The history of the olive is obscure and controverted and is lost in the night of centuries. Its home seems to have been in Southern Central Asia, where it was first domesticated and improved by the Semitic races of that country. Monuments and history show that the wild olive existed on the Grecian coasts of Asia Minor, in the Islands and in Greece itself. Probably the Greeks received its culture from the Semitics. But when, who can tell? In Homer's time, the ninth century, B. C., frequent mention is made of the olive, but always as a foreign importation, which was used entirely for anointing the body and not for food or light. It seems as if in later parts of Homer we see indications of the beginning of its culture, probably on the Ionic coasts and islands, not on the main land. Samos means "planted with olives." As for Miletus and Chios we have evidence of olives from the time of Talete, 639 to 546 B. C.
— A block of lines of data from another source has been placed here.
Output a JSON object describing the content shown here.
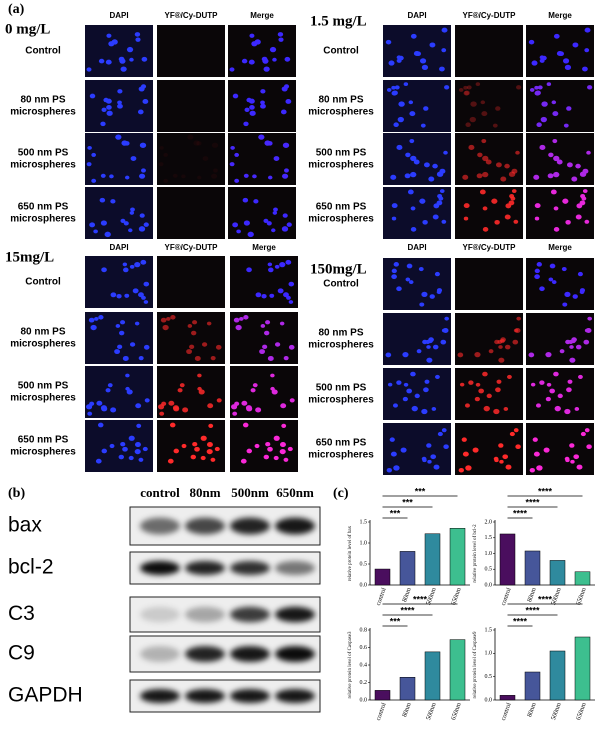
{
  "panel_a": {
    "label": "(a)",
    "headers": [
      "DAPI",
      "YF®/Cy-DUTP",
      "Merge"
    ],
    "row_labels": [
      [
        "Control"
      ],
      [
        "80 nm PS",
        "microspheres"
      ],
      [
        "500 nm PS",
        "microspheres"
      ],
      [
        "650 nm PS",
        "microspheres"
      ]
    ],
    "concentrations": [
      "0 mg/L",
      "1.5 mg/L",
      "15mg/L",
      "150mg/L"
    ]
  },
  "panel_b": {
    "label": "(b)",
    "columns": [
      "control",
      "80nm",
      "500nm",
      "650nm"
    ],
    "rows": [
      "bax",
      "bcl-2",
      "C3",
      "C9",
      "GAPDH"
    ]
  },
  "panel_c": {
    "label": "(c)"
  },
  "chart_data": [
    {
      "type": "bar",
      "ylabel": "relative protein level of bax",
      "categories": [
        "control",
        "80nm",
        "500nm",
        "650nm"
      ],
      "values": [
        0.38,
        0.8,
        1.22,
        1.35
      ],
      "colors": [
        "#4a0e5e",
        "#46569a",
        "#2f8a9e",
        "#3dbf8f"
      ],
      "ylim": [
        0,
        1.5
      ],
      "yticks": [
        {
          "value": 0,
          "label": "0.0"
        },
        {
          "value": 0.5,
          "label": "0.5"
        },
        {
          "value": 1,
          "label": "1.0"
        },
        {
          "value": 1.5,
          "label": "1.5"
        }
      ],
      "annotations": [
        "***",
        "***",
        "***"
      ]
    },
    {
      "type": "bar",
      "ylabel": "relative protein level of bcl-2",
      "categories": [
        "control",
        "80nm",
        "500nm",
        "650nm"
      ],
      "values": [
        1.62,
        1.08,
        0.78,
        0.42
      ],
      "colors": [
        "#4a0e5e",
        "#46569a",
        "#2f8a9e",
        "#3dbf8f"
      ],
      "ylim": [
        0,
        2
      ],
      "yticks": [
        {
          "value": 0,
          "label": "0.0"
        },
        {
          "value": 0.5,
          "label": "0.5"
        },
        {
          "value": 1,
          "label": "1.0"
        },
        {
          "value": 1.5,
          "label": "1.5"
        },
        {
          "value": 2,
          "label": "2.0"
        }
      ],
      "annotations": [
        "****",
        "****",
        "****"
      ]
    },
    {
      "type": "bar",
      "ylabel": "relative protein level of Caspase3",
      "categories": [
        "control",
        "80nm",
        "500nm",
        "650nm"
      ],
      "values": [
        0.11,
        0.26,
        0.55,
        0.69
      ],
      "colors": [
        "#4a0e5e",
        "#46569a",
        "#2f8a9e",
        "#3dbf8f"
      ],
      "ylim": [
        0,
        0.8
      ],
      "yticks": [
        {
          "value": 0,
          "label": "0.0"
        },
        {
          "value": 0.2,
          "label": "0.2"
        },
        {
          "value": 0.4,
          "label": "0.4"
        },
        {
          "value": 0.6,
          "label": "0.6"
        },
        {
          "value": 0.8,
          "label": "0.8"
        }
      ],
      "annotations": [
        "***",
        "****",
        "****"
      ]
    },
    {
      "type": "bar",
      "ylabel": "relative protein level of Caspase9",
      "categories": [
        "control",
        "80nm",
        "500nm",
        "650nm"
      ],
      "values": [
        0.1,
        0.6,
        1.05,
        1.35
      ],
      "colors": [
        "#4a0e5e",
        "#46569a",
        "#2f8a9e",
        "#3dbf8f"
      ],
      "ylim": [
        0,
        1.5
      ],
      "yticks": [
        {
          "value": 0,
          "label": "0.0"
        },
        {
          "value": 0.5,
          "label": "0.5"
        },
        {
          "value": 1,
          "label": "1.0"
        },
        {
          "value": 1.5,
          "label": "1.5"
        }
      ],
      "annotations": [
        "****",
        "****",
        "****"
      ]
    }
  ]
}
The Egyptian bas reliefs show us how that people extracted oil from the olive before the invention of the stone for crushing the berries. These depict the pressing of sacks of olives to extract the oil and then washing with water till only the clean stones remain.

A certain Aristeo is said to have been the first to cultivate the tree in Sicily and to him is attributed the invention of the crushing stone.

Herodotus tells us that Athens was the seat of olive cultivation in Greece. At the beginning of the sixth century B. C., olive culture is mentioned in the laws of Solon.